Was wäre nun die Alternative? Eine schnelle Entladung der gefühlten Spannung scheint nun für immer mehr Zeitgenossen im Eingreifen der NATO zu bestehen. Einigen besonders simplen Seelen scheint so eine Art Blitzkrieg in Top Gun-Manier vorzuschweben, bei dem westliche Hochtechnologie russische Rumpelkolonnen in Schuttberge verwandelt. Notwendigerweise einzukalkulieren ist aber – selbst bei einer nicht mit ABC-Waffen geführten Auseinandersetzung – ein totaler Kontrollverlust zumindest auf europäischem Territorium. Es ist davon auszugehen, dass entsprechende Konzepte in der Schublade liegen, vor deren Umsetzung die Öffentlichkeit dann erst kurz vor knapp gewarnt werden dürfte. Krieg ist aber nicht nur schrecklich, weil er unkalkulierbares Leid verursacht, sondern auch, weil er selbst unter Inkaufnahme vieler Opfer keinerlei strategische Lösungen offeriert. Putin kann Selenskyj nicht aus dem Amt bomben, und Selenskyj kann Putin auch mit Hilfe der NATO ganz sicher nicht hinter die bestehenden Grenzen zurückbeordern. Der würde eher den Knopf betätigen, als eine Kapitulationsurkunde zu unterzeichnen und danach seinen Kopf zu verlieren.

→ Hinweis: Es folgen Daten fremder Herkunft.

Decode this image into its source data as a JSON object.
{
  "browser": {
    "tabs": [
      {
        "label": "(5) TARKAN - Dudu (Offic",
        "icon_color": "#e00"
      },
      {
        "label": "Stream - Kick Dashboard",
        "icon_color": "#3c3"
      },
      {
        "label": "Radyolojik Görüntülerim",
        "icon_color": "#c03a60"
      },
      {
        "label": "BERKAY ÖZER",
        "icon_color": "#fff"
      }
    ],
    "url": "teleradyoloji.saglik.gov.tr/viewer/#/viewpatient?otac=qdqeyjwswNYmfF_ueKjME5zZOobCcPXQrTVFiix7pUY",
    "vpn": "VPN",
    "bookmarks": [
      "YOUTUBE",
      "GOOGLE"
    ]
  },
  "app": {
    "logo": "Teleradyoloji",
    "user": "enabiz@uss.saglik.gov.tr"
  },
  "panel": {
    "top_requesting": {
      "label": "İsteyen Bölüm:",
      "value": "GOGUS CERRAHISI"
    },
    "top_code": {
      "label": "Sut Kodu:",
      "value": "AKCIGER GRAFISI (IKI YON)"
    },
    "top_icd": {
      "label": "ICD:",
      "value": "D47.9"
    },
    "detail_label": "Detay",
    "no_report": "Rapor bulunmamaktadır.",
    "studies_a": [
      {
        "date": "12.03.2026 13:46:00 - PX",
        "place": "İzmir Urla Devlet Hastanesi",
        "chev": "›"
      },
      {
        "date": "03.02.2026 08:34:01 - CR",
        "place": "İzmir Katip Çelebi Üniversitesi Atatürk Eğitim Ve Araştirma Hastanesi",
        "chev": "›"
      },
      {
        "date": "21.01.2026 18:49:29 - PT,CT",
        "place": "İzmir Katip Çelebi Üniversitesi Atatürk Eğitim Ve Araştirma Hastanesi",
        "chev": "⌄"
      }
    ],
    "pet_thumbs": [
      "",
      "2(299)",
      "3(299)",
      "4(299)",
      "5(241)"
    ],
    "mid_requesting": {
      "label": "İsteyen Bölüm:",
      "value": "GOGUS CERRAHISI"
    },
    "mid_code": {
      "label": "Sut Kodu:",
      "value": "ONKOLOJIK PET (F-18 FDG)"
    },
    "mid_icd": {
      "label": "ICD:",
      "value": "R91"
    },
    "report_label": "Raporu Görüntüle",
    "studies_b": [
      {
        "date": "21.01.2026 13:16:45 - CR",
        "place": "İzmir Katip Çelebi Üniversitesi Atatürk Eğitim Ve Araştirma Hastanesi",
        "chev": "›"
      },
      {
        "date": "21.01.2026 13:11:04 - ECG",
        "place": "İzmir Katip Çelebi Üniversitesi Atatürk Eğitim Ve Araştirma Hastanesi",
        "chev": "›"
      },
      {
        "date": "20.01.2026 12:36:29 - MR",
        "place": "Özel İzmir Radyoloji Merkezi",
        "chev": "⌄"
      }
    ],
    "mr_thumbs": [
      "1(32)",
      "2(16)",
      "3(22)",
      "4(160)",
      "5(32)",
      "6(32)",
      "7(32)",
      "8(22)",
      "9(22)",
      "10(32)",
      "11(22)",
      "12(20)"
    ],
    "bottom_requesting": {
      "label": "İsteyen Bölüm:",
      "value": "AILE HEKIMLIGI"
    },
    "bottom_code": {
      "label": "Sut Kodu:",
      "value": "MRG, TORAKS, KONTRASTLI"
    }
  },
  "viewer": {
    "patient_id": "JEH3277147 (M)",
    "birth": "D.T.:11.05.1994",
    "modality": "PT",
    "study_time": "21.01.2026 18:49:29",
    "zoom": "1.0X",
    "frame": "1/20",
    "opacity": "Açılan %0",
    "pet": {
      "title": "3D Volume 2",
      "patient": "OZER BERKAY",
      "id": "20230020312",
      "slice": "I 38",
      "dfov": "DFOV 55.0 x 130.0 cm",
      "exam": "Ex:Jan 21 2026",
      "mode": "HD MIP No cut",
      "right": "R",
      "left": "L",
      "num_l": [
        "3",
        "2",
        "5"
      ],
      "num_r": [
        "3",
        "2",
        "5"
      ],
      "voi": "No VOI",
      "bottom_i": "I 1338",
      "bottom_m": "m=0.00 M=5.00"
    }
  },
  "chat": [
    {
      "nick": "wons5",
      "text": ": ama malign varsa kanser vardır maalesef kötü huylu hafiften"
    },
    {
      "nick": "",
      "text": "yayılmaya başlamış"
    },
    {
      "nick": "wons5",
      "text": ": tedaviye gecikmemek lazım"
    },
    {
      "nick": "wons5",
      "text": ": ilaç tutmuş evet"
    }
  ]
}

Nur ein Friedensvertrag schafft Abhilfe

Sanktionen zu unterlassen ist hingegen auch keine Option. Diese müssen jedoch als Druckmittel für eine Verhandlungslösung verstanden werden, und nicht als Revolutionskatalysator. Man kann es drehen und wenden, wie man will – das einzig Sinnvolle bleibt ein Friedensvertrag unter kalkuliertem Druck, der am Verhandlungstisch ausgearbeitet wird. Ein Vertrag, in dem die Neutralität und Atomwaffenfreiheit einer Nachkriegsukraine vertraglich verankert werden, durch den der Donbas autonom, die Krim russisch werden und dieser Kompromiss von allen Beteiligten zuhause als Sieg verkauft werden kann. Wie dieser – dann immer noch latent labile – Zustand dauerhaft gegen erneute Angriffe abgesichert werden kann, bleibt eine Aufgabe für die Zukunft.

Woran ein solches Abkommen nach Wochen scheitert, wird derzeit nicht deutlich; es liegt ja unterschriftsreif auf dem Tisch. Dass es nicht zustandekommt, deutet zumindest daraufhin, dass der Krieg Bestand haben soll. Und damit steht die Frage nach den Nutznießern im Raum; derzeit noch als Elefant, über dessen genaue Konturen heftig spekuliert werden kann. Fakt ist, dass hier zwischen zwei globalen, um Vorherrschaft ringenden Giganten ein brodelndes Kampffeld Europa eröffnet ist, das nun gegen den Willen der Völker immer weiter aufgeheizt wird.